= Jimmy Quinn (jockey) =

Irish horse racing flat jockey

James Quinn (born 20 May 1967) is an Irish professional horse racing flat jockey.

Jimmy Quinn riding Cubswin at Newmarket, August 2019

Quinn was born in Rochestown, New Ross, County Wexford, Ireland. He moved to England as an apprentice jockey in 1985 and works as a freelance jockey based in Newmarket.

In four seasons (1996, 2002, 2004 and 2009) Quinn clocked up over 1,000 rides. In an interview with The Guardian in 2006, he defended the practice of riding in afternoon and evening race meetings on the same day, even if it meant driving long distances between meetings. He described his career in the following terms: "I know I'm not one of the really top jockeys. But I've built a really good career as a successful lightweight jockey. I've got a nice car and a nice family home. I've worked hard for it. I have a reputation for working hard and if the ride is good enough I will go to wherever it is".
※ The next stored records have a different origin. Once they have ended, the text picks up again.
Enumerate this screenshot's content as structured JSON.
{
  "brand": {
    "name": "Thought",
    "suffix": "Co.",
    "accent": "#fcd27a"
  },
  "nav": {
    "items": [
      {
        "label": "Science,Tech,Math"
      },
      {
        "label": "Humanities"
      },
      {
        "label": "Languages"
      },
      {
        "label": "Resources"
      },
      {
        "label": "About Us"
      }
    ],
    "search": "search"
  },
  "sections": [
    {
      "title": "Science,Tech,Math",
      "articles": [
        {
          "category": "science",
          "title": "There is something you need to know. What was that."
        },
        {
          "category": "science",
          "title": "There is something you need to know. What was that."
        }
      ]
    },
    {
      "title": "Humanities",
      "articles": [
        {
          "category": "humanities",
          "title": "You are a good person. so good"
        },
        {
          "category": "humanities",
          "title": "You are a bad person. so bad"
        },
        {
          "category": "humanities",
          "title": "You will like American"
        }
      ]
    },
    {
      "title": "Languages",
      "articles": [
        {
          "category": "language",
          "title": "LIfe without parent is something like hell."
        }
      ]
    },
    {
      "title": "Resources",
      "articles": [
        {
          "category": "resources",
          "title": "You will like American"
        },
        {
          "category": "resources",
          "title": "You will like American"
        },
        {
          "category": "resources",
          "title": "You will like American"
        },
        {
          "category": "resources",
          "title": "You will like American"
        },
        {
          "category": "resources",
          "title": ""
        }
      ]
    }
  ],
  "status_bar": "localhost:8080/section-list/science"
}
Quinn's most successful season in terms of winners came in 2002, when he had 101 winning rides. By August 2019 he had had over 17,000 British rides, with a strike rate (wins to rides) of 7.54 per cent, including 12 Group and Listed wins. One of the highlights of his career came in 2007 when he won the Nunthorpe Stakes at York Racecourse with Kingsgate Native. A notable win in handicap races came on Case Key in the Grey Horse Handicap at Newmarket in August 2019.

Quinn has also spent some time riding in Hong Kong and Germany. He was offered the position of stable jockey to Hong Kong trainer Brian Kan for the 1999-2000 season, but Kan ended the partnership before the end of the season and Quinn continued to race as a freelance, winning a total of 24 races, including the first race of the new millennium anywhere in the world. However in May 2000 he lost his licence to race in Hong Kong for the rest of the season after vandalising Kan's car.

Quinn also received a six month ban from racing in Britain in 2011, when he was one of four jockeys, along with two owners and five others, found guilty of corruption by a British Horseracing Authority (BHA) investigation. Quinn's solicitor was quoted as saying that Quinn had not been found to have stopped horses in races and that in "giving him a six-month ban they have given him the minimum amount open to them and that reflects the panel's view of him."

Quinn lives with wife Zoe in the village of Cheveley near Newmarket. Son Josh Quinn is an apprentice jockey and work rider for trainer Julie Camacho in Yorkshire.